For a global company the size of PepsiCo, operational complexity is the norm. With 320,000 employees across 200 countries and territories and a broad portfolio of brands such as Lay’s, Doritos, and Gatorade, the potential for technology fragmentation is naturally enormous. Recognizing that disparate tools were creating data silos that hindered innovation, the company embarked on a large-scale digital transformation initiative to unify its collaboration infrastructure. The goal was to fundamentally create an integrated ecosystem that could support advanced AI.

The cornerstone of this change was the overall strategic standardization of Microsoft 365. Rather than simply deploying desktop software, we’ve overhauled the physical workspace to bridge the gap between remote and in-office employees. This ensured that the hybrid meeting experience was consistent regardless of whether employees joined from our distribution center in Europe or our headquarters in New York. By aligning physical hardware with digital software, the company has effectively eliminated the friction that often hinders global collaboration.

PepsiCo reports that integration has had immediate and quantifiable results on employee behavior. By creating a single “source of truth” for communications and data, PepsiCo achieved adoption rates that exceeded typical corporate trends.

According to internal reports, the company is currently seeing 90-95% daily active usage of Microsoft 365 Copilot. These impressive numbers suggest that PepsiCo has successfully lowered the barrier to entry for Gen AI by first streamlining its underlying platform, allowing employees to integrate these new tools into their daily workflows without the confusion of navigating a distributed app environment.

Ashok Paranjothi, Vice President, Global Workplace Services, PepsiCoCommented:

“We knew that if we didn’t standardize on a collaboration platform with powerful AI capabilities, we would lose ground in workplace AI. The decision to move to Teams meant that communication and collaboration across our entire ecosystem became much easier, simpler, and more accessible for our colleagues.”

Why PepsiCo’s standardization across Microsoft Teams and Copilot is a strategic imperative for IT leaders

For CIOs and digital transformation leaders, PepsiCo’s journey offers some important lessons about the hierarchy of AI readiness requirements. Most importantly, infrastructure must come before innovation. Many companies attempt to layer Gen AI solutions on top of messy, fragmented data assets, only to discover that AI cannot reason effectively on siled information.

PepsiCo’s success shows that “boring” standardization tasks such as migrating files, consolidating communication channels, and streamlining supplier contracts are actually high-leverage activities that unleash the “magic” of AI. Without a unified data layer, tools like Copilot are severely limited. This allows them to potentially become a force multiplier.

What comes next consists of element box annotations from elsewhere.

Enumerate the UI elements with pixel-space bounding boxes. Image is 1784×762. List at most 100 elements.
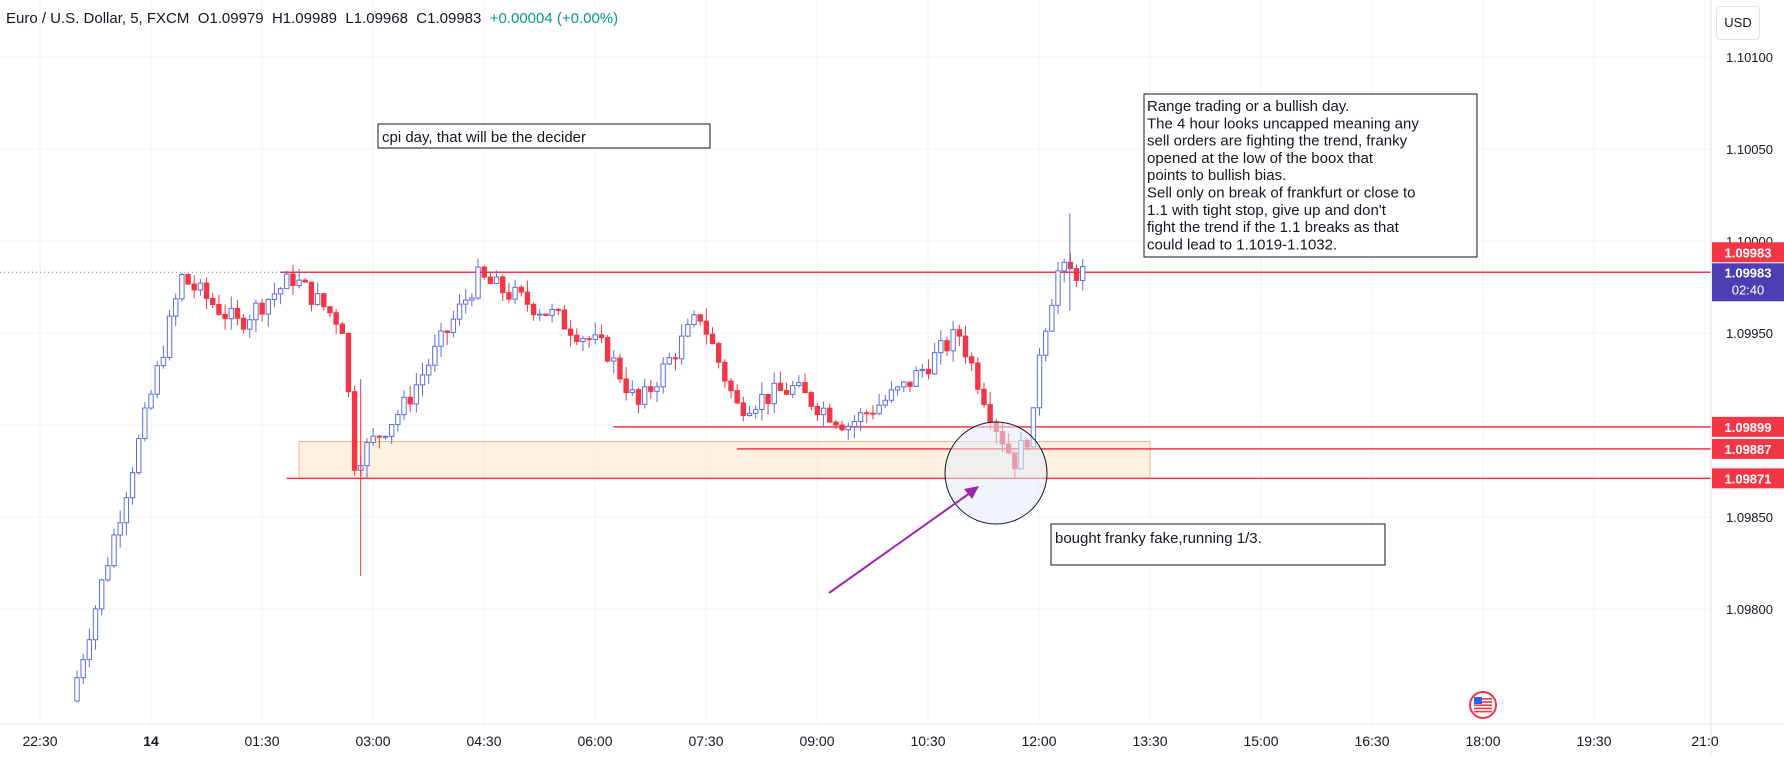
currency-button[interactable]: USD (1716, 6, 1760, 40)
x-tick-label: 06:00 (577, 733, 612, 749)
candle-body (975, 362, 981, 390)
flag-stripe (1474, 707, 1492, 710)
candle-body (185, 273, 191, 285)
candle-body (697, 314, 703, 322)
candle-body (166, 315, 173, 358)
candle-body (191, 283, 197, 291)
candle-body (92, 608, 99, 641)
candle-body (678, 335, 685, 360)
candle-body (327, 306, 333, 314)
x-tick-label: 01:30 (244, 733, 279, 749)
candle-body (401, 396, 407, 416)
price-tag-current (1712, 263, 1784, 302)
candle-body (746, 412, 753, 416)
note-text-range-line: The 4 hour looks uncapped meaning any (1147, 115, 1419, 132)
candle-body (413, 384, 420, 405)
candle-body (888, 389, 895, 401)
candle-body (783, 390, 790, 395)
candle-body (580, 338, 586, 343)
candle-body (648, 386, 654, 392)
x-tick-label: 09:00 (799, 733, 834, 749)
candle-body (604, 337, 611, 362)
candle-body (154, 365, 160, 395)
open-value: O1.09979 (197, 10, 264, 27)
candle-body (419, 374, 426, 386)
candle-body (944, 340, 950, 352)
candle-body (463, 299, 469, 305)
note-box-bought[interactable] (1050, 523, 1386, 566)
candle-body (777, 382, 784, 392)
note-text-range-line: 1.1 with tight stop, give up and don't (1147, 202, 1387, 219)
candle-body (148, 393, 154, 409)
candle-body (919, 368, 925, 372)
candle-body (543, 313, 549, 316)
candle-body (894, 386, 901, 391)
candle-body (845, 426, 851, 431)
candle-body (925, 368, 932, 375)
candle-body (753, 408, 759, 414)
candle-body (740, 402, 747, 416)
candle-body (709, 333, 716, 345)
note-box-range[interactable] (1143, 93, 1478, 258)
flag-canton (1474, 697, 1482, 704)
note-text-bought: bought franky fake,running 1/3. (1055, 530, 1262, 547)
candle-body (981, 388, 987, 406)
highlight-circle[interactable] (944, 421, 1048, 525)
candle-body (629, 389, 635, 394)
note-text-range-line: could lead to 1.1019-1.1032. (1147, 236, 1337, 253)
symbol-header: Euro / U.S. Dollar, 5, FXCM O1.09979 H1.… (6, 10, 618, 27)
candle-body (790, 385, 796, 395)
candle-body (814, 405, 821, 416)
candle-body (827, 407, 833, 423)
candle-body (142, 407, 148, 439)
candle-body (216, 304, 222, 315)
candle-body (623, 378, 629, 394)
x-tick-label: 13:30 (1132, 733, 1167, 749)
candle-body (290, 273, 296, 287)
price-tag-level-3-text: 1.09871 (1725, 471, 1772, 486)
symbol-name[interactable]: Euro / U.S. Dollar, 5, FXCM (6, 10, 190, 27)
candle-body (703, 320, 710, 335)
candle-body (1042, 330, 1049, 356)
note-box-cpi[interactable] (377, 123, 711, 149)
x-tick-label: 07:30 (688, 733, 723, 749)
candle-body (456, 303, 463, 320)
candle-body (296, 279, 302, 287)
candle-body (574, 334, 580, 343)
candle-body (968, 356, 975, 364)
note-text-range-line: opened at the low of the boox that (1147, 150, 1374, 167)
candle-body (685, 323, 691, 337)
candle-body (247, 319, 253, 330)
flag-stripe (1474, 710, 1492, 713)
note-text-cpi: cpi day, that will be the decider (382, 129, 586, 146)
candle-body (672, 357, 679, 360)
candle-body (592, 334, 598, 340)
candle-body (407, 396, 413, 405)
candle-body (759, 394, 765, 410)
candle-body (598, 334, 605, 339)
x-tick-label: 19:30 (1576, 733, 1611, 749)
candle-body (666, 357, 673, 365)
y-tick-label: 1.10050 (1726, 142, 1773, 157)
flag-stripe (1474, 704, 1492, 706)
candle-body (259, 302, 265, 315)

The second important lesson focuses on the interplay between security and adoption. Security concerns are often cited as a major barrier to deploying Gen AI in the enterprise. However, by integrating the Microsoft stack, PepsiCo leveraged its existing access controls rather than the added security of third-party tools.

This approach allowed us to control access to Copilot using the Microsoft 365 access control framework (formerly Azure AD). This shows that an integrated ecosystem simplifies governance models and user experiences, allowing IT leaders to roll out advanced features with confidence that data breach risks are managed through established protocols.

Finally, the case study highlights that digital transformation is ultimately a human challenge, not a technological one. The high adoption rate was not a coincidence but the result of an intentional cultural engineering strategy. Instead of overwhelming employees with technical manuals, the change management team focused on behavioral nudges, such as encouraging the simple habit of scheduling all calls through Teams. By securing executive buy-in and focusing on “people-first” support, we transformed software launches into a new way of working.

“Engaging thousands of employees on a journey to new technologies they didn’t know they needed is no easy task,” he said. Elaine Smith, PepsiCo Copilot Program Director. “We started with small steps, which is key when asking many people to change their daily habits.”